Compound screening and validation studies
Achievements of ESNATS and future directions
Achievements of the ESNATS consortium
Novel in vitro systems have been established that recapitulate critical processes of human central nervous system development; standardization of test systems and sufficient reproducibility have been accomplished
Analyses of broader sets of test compounds must show if all in vivo relevant processes of DNT are represented; eventually optimizations will be required; hESC-based systems may be replaced by iPSC technologies
Procedures of handling of genome-wide complex data have been optimized and standardized: normalization based on optimized frozen RMA, cluster identification, recognition of biological motifs, stability analyses and identification of over-represented transcription factors
Future studies will have to identify the most efficient and accurate techniques of complexity reduction; e.g., are transcription factor-based classification systems superior over gene-based classifiers?
Classifiers for identification of DNT compounds are available; a blinded classification study correctly differentiated DNT compounds from negative controls
Current textbooks do not adequately categorize DNT compounds. Novel more accurate classification systems of DNT and DT have to be developed
The human hepatic metabolism has been included by cultures of primary human hepatocytes and culture medium transfer. Improved techniques of metabolic modeling are available.

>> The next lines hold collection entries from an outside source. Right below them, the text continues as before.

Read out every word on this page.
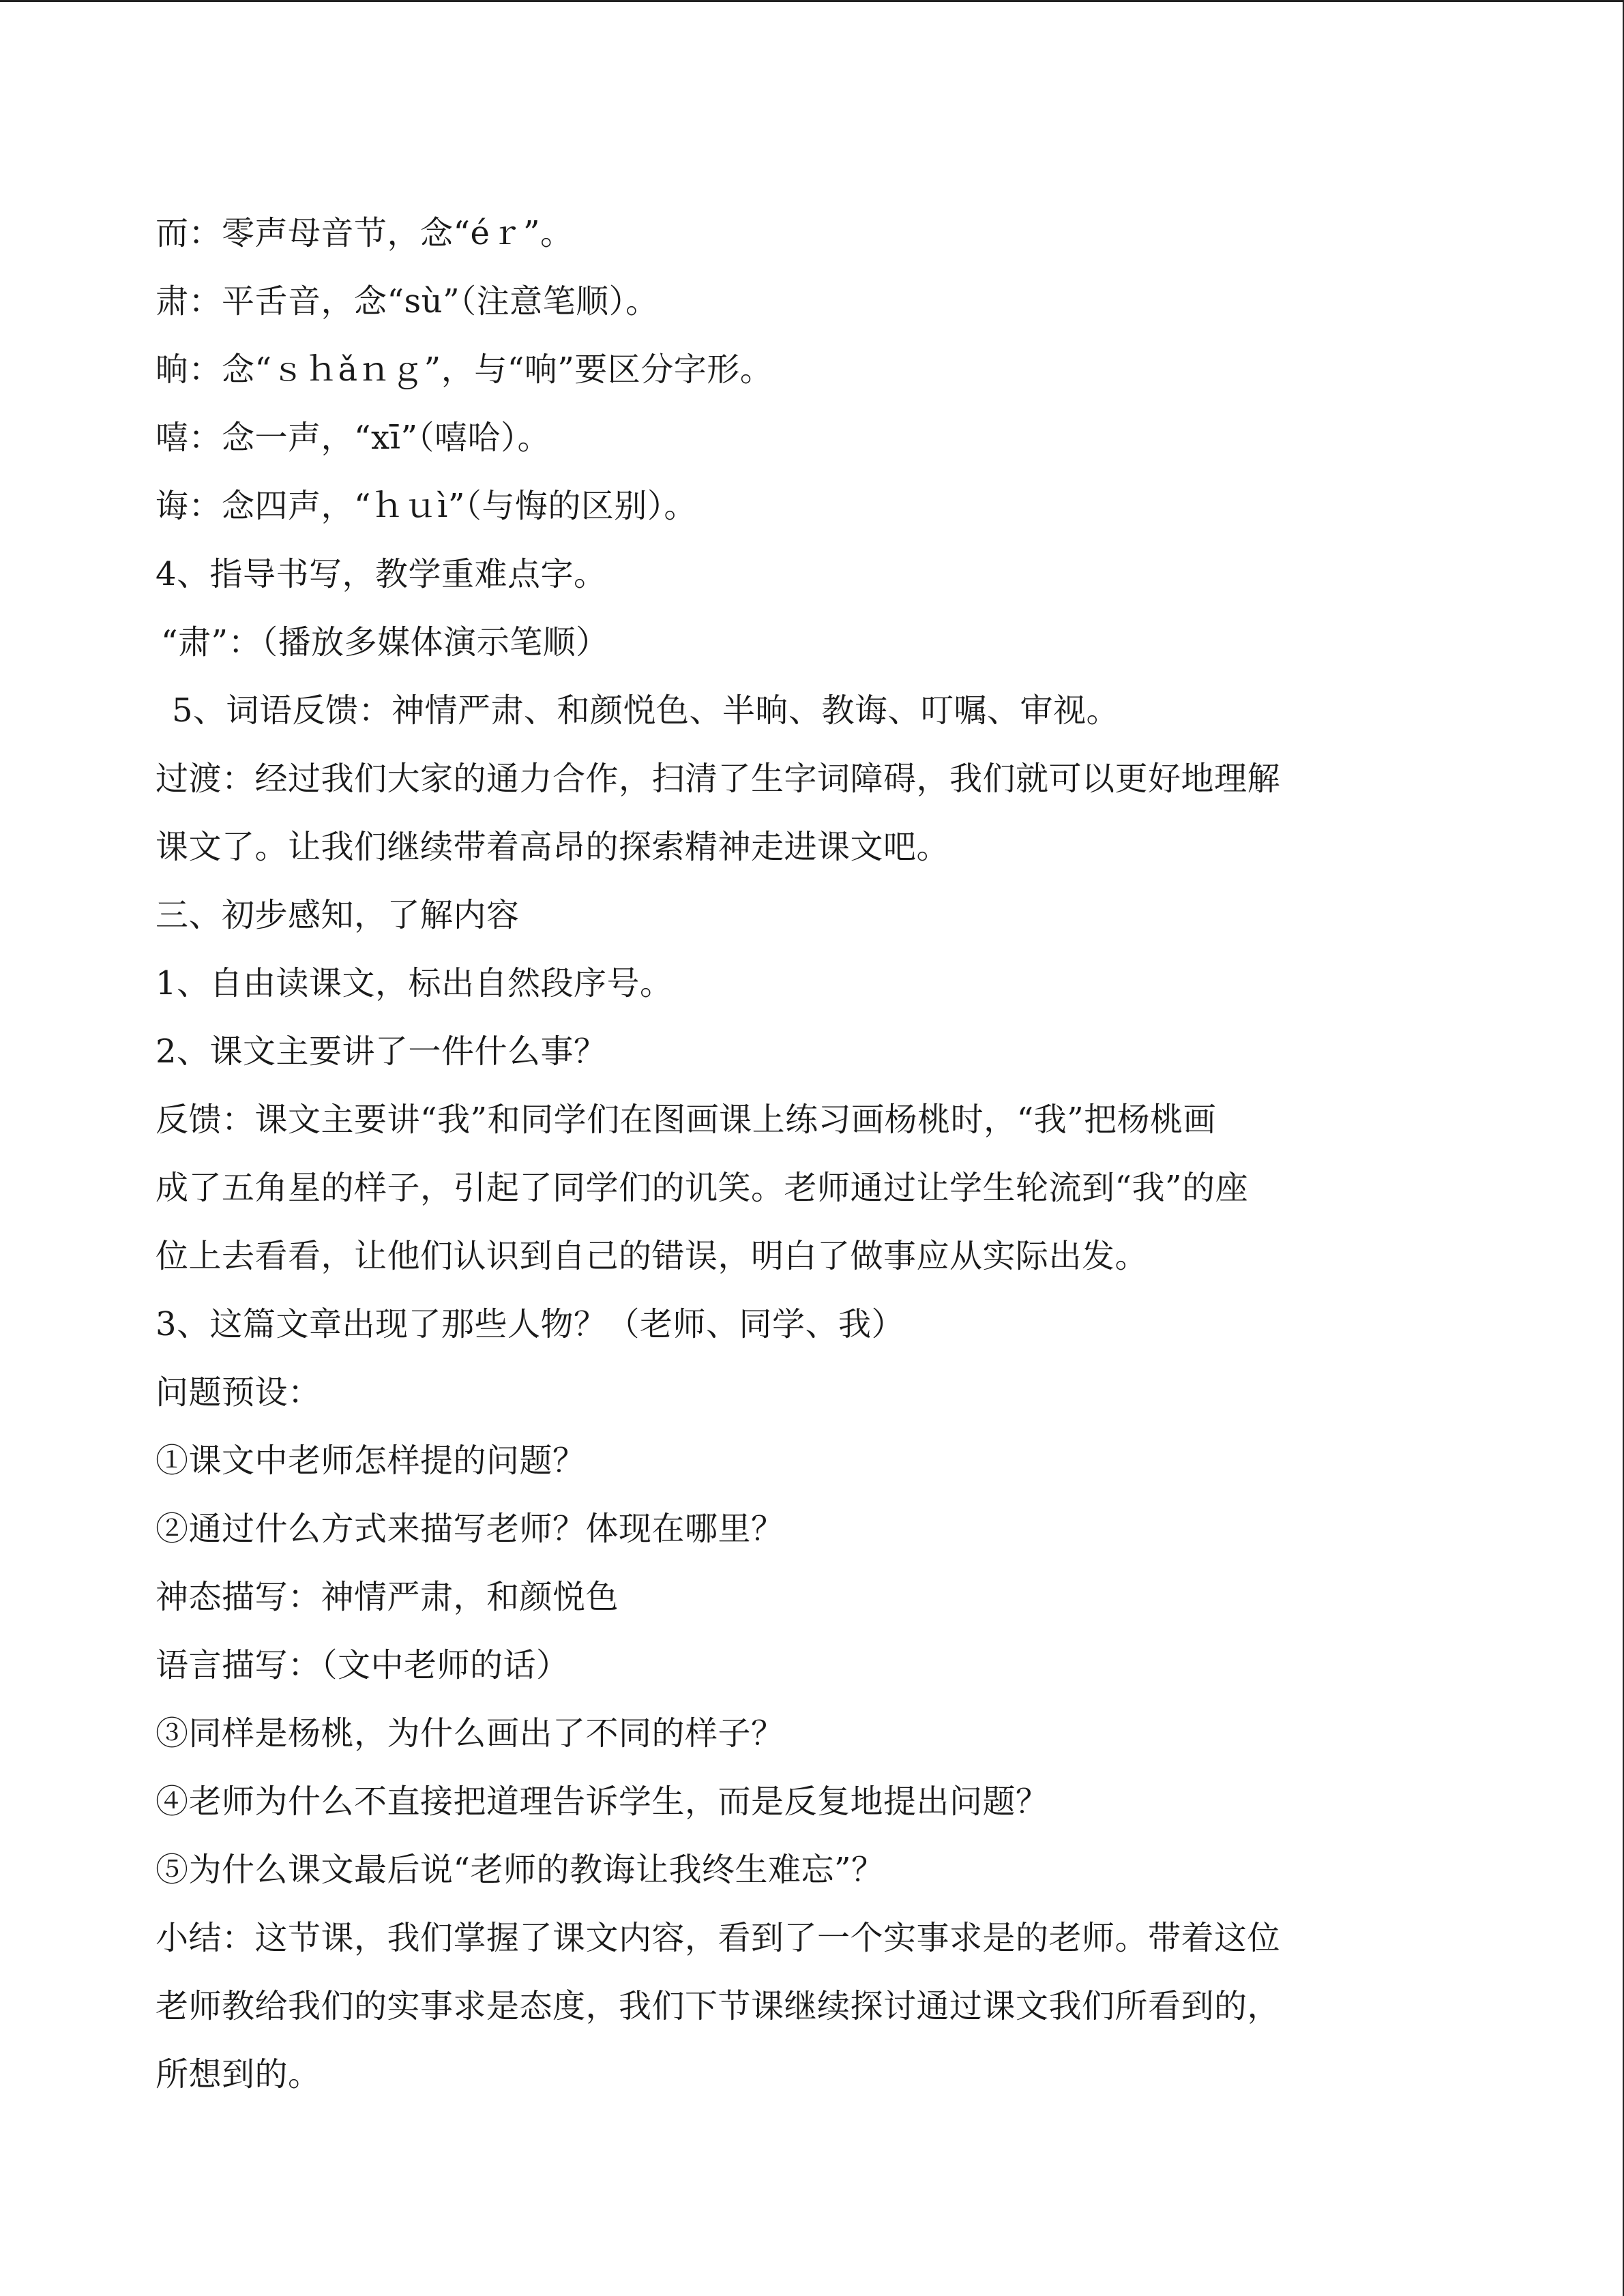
而：零声母音节，念“éｒ”。
肃：平舌音，念“sù”（注意笔顺）。
晌：念“ｓｈǎｎｇ”，与“响”要区分字形。
嘻：念一声，“xī”（嘻哈）。
诲：念四声，“ｈｕì”（与悔的区别）。
4、指导书写，教学重难点字。
“肃”：（播放多媒体演示笔顺）
5、词语反馈：神情严肃、和颜悦色、半晌、教诲、叮嘱、审视。
过渡：经过我们大家的通力合作，扫清了生字词障碍，我们就可以更好地理解
课文了。让我们继续带着高昂的探索精神走进课文吧。
三、初步感知，了解内容
1、自由读课文，标出自然段序号。
2、课文主要讲了一件什么事？
反馈：课文主要讲“我”和同学们在图画课上练习画杨桃时，“我”把杨桃画
成了五角星的样子，引起了同学们的讥笑。老师通过让学生轮流到“我”的座
位上去看看，让他们认识到自己的错误，明白了做事应从实际出发。
3、这篇文章出现了那些人物？（老师、同学、我）
问题预设：
①课文中老师怎样提的问题？
②通过什么方式来描写老师？体现在哪里？
神态描写：神情严肃，和颜悦色
语言描写：（文中老师的话）
③同样是杨桃，为什么画出了不同的样子？
④老师为什么不直接把道理告诉学生，而是反复地提出问题？
⑤为什么课文最后说“老师的教诲让我终生难忘”？
小结：这节课，我们掌握了课文内容，看到了一个实事求是的老师。带着这位
老师教给我们的实事求是态度，我们下节课继续探讨通过课文我们所看到的，
所想到的。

Besides the available ‘medium transfer techniques’ more direct technologies of metabolite transfer to the target cells are needed, eventually based on the ‘body-on-a-chip’ principle
PBPK-based techniques for analyses of in vivo relevant concentration are available; in vitro–in vivo extrapolation to the prenatal situation is possible. PBPK modeling has been integrated into spatio-temporal models.
The precision of in vitro-in vivo extrapolation of test compound concentrations must be improved and confirmed, including in vivo analyses of test compound and metabolite concentrations as well as the possibility to predict in vivo concentrations by modeling
The basic principles of concentration and time-resolved compound effects are understood; e.g., unspecific toxicity associated signatures (such as downregulation of metabolic functions) can be differentiated from specific events of dysregulated neuronal development. ‘Waves of development’ in vitro show a high degree of similarity to the in vivo situation.

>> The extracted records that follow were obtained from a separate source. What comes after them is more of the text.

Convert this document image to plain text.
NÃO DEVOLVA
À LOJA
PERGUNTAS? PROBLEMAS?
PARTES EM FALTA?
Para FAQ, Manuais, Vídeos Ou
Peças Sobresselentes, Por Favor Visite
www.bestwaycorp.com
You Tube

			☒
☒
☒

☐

Control mechanisms of ‘waves of development’ and their susceptibility to chemicals still have to be understood and modeled; a causal understanding of disturbed expression waves and adverse effects in vivo still has to be established.

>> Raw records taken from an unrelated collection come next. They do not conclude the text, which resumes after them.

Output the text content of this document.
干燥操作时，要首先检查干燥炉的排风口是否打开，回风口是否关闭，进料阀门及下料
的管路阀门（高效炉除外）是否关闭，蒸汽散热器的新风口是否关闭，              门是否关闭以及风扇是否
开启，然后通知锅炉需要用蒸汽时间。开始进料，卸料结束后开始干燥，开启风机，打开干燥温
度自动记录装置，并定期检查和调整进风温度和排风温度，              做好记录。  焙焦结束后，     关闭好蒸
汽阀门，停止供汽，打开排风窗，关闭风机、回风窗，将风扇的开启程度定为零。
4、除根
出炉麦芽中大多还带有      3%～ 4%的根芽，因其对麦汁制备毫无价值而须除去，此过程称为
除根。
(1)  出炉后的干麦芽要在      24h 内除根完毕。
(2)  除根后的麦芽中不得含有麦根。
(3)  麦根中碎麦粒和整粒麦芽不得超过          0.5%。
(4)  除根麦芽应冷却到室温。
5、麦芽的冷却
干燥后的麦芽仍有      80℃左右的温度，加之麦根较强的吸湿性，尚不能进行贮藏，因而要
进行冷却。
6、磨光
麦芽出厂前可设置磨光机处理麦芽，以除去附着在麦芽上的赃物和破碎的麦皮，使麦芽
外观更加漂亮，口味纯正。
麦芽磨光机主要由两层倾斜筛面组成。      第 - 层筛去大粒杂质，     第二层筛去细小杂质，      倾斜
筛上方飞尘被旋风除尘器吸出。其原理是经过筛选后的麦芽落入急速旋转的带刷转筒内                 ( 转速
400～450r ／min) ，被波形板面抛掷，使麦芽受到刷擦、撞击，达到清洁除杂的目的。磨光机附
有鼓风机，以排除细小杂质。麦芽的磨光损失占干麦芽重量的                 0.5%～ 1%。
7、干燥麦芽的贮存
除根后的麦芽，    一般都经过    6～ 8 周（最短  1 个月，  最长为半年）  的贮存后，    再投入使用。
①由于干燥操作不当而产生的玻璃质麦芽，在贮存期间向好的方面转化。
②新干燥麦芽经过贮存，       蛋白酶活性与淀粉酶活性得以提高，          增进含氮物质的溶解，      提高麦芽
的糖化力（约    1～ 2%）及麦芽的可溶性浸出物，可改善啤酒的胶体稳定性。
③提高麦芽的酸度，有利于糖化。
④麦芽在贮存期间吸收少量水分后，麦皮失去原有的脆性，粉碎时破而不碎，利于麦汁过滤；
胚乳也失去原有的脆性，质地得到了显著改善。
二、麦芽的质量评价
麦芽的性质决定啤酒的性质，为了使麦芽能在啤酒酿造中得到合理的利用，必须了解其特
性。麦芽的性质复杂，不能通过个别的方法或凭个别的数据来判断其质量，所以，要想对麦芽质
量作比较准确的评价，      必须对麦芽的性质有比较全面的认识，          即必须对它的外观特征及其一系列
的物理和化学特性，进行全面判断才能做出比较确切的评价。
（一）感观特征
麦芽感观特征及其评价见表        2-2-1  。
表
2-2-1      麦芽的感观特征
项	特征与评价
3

Human stem cell-based in vitro test systems have been established in ESNATS that recapitulate relevant processes of the developing human central nervous system. A proof-of-concept study demonstrated that compounds causing developmental neurotoxicity can be identified in these systems. Further, projects should be initiated to study a broader range of chemicals and to optimize the test systems. It has become clear that stem cell-based in vitro systems will become an accurate, fast and cost-effective tool for identification of toxic compounds in the broad field of developmental toxicity. This will be a major contribution to human safety.